Three Layers for Production-Grade Claude API Agents in Python

#claude #ai #python #agentskills

TL;DR

Most Claude API agent tutorials show the happy path. This one focuses on the three engineering layers that make agents actually reliable in production: (1) schema discipline in tool definitions, (2) a correct agentic loop that handles tool errors gracefully, and (3) a retry wrapper with exponential backoff and jitter. Ends with a structured output boundary using Pydantic and messages.parse().

All code is runnable. No placeholder functions.

The Problem With Most Agent Demos

Demo agents work in notebooks because notebooks run one cell at a time, tolerate manual retries, and have a human in the loop who can interpret a malformed response. Production agents do not have those affordances. They need to handle tool exceptions without crashing, survive API rate limits without user-visible errors, and produce output that downstream systems can parse reliably.

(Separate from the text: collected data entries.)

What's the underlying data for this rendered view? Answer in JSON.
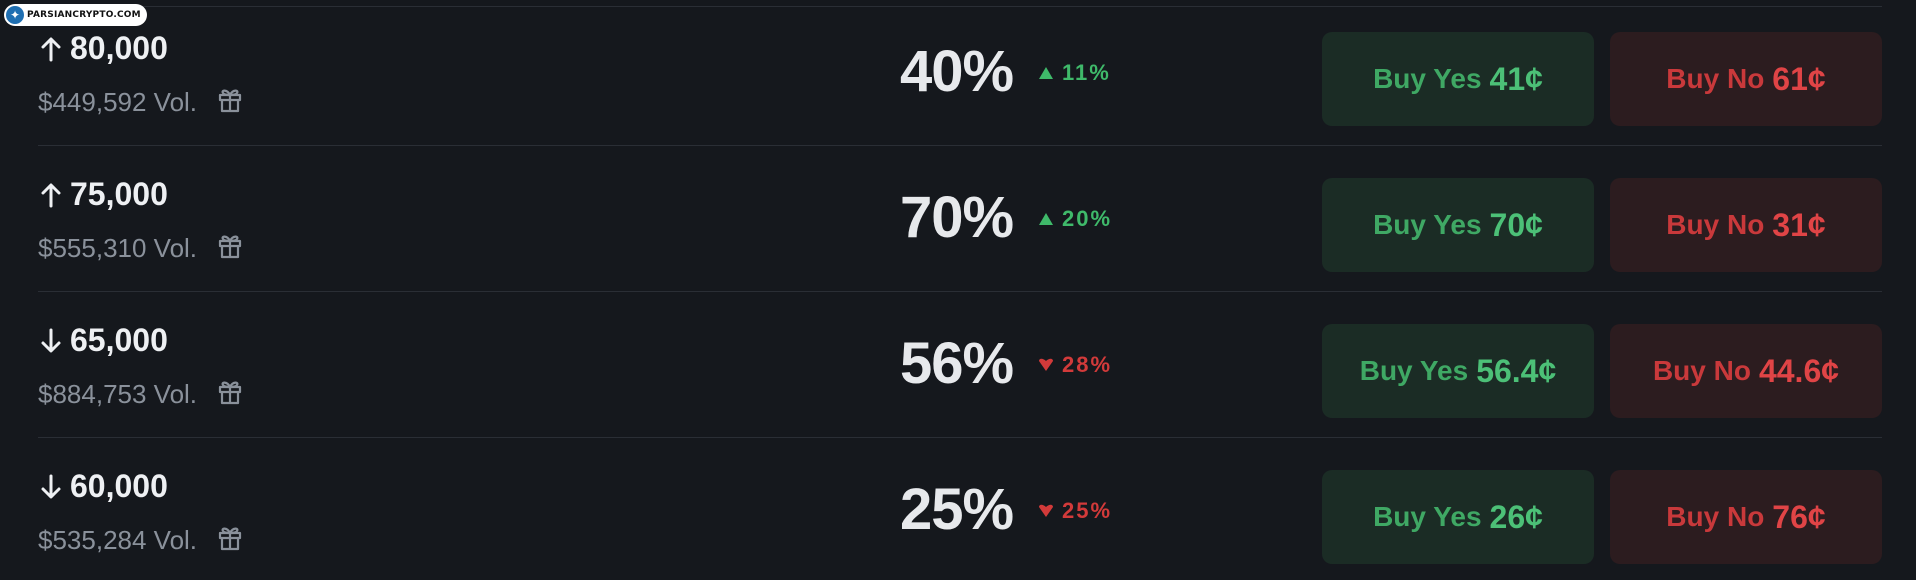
{
  "watermark": "PARSIANCRYPTO.COM",
  "colors": {
    "background": "#15181d",
    "up": "#3fb96a",
    "down": "#d23a3a",
    "yes_bg": "#1b2c25",
    "no_bg": "#2c1c1f"
  },
  "markets": [
    {
      "direction": "up",
      "title": "80,000",
      "volume": "$449,592 Vol.",
      "probability": "40%",
      "change_direction": "up",
      "change": "11%",
      "yes_label": "Buy Yes",
      "yes_price": "41¢",
      "no_label": "Buy No",
      "no_price": "61¢"
    },
    {
      "direction": "up",
      "title": "75,000",
      "volume": "$555,310 Vol.",
      "probability": "70%",
      "change_direction": "up",
      "change": "20%",
      "yes_label": "Buy Yes",
      "yes_price": "70¢",
      "no_label": "Buy No",
      "no_price": "31¢"
    },
    {
      "direction": "down",
      "title": "65,000",
      "volume": "$884,753 Vol.",
      "probability": "56%",
      "change_direction": "down",
      "change": "28%",
      "yes_label": "Buy Yes",
      "yes_price": "56.4¢",
      "no_label": "Buy No",
      "no_price": "44.6¢"
    },
    {
      "direction": "down",
      "title": "60,000",
      "volume": "$535,284 Vol.",
      "probability": "25%",
      "change_direction": "down",
      "change": "25%",
      "yes_label": "Buy Yes",
      "yes_price": "26¢",
      "no_label": "Buy No",
      "no_price": "76¢"
    }
  ]
}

This guide walks through a complete customer order lookup pipeline that demonstrates all three layers. We use claude-sonnet-4-6 and the current anthropic Python SDK.

Setup

pip install anthropic pydantic
export ANTHROPIC_API_KEY="your-key-here"

import anthropic
import json
import time
import random
from typing import Any
from pydantic import BaseModel, Field

client = anthropic.Anthropic()

Layer 1: Tool Schema Design

Tool definitions are contracts. The model uses the description field to decide when to call a tool and uses the input_schema to construct arguments. Poor descriptions produce poor calls.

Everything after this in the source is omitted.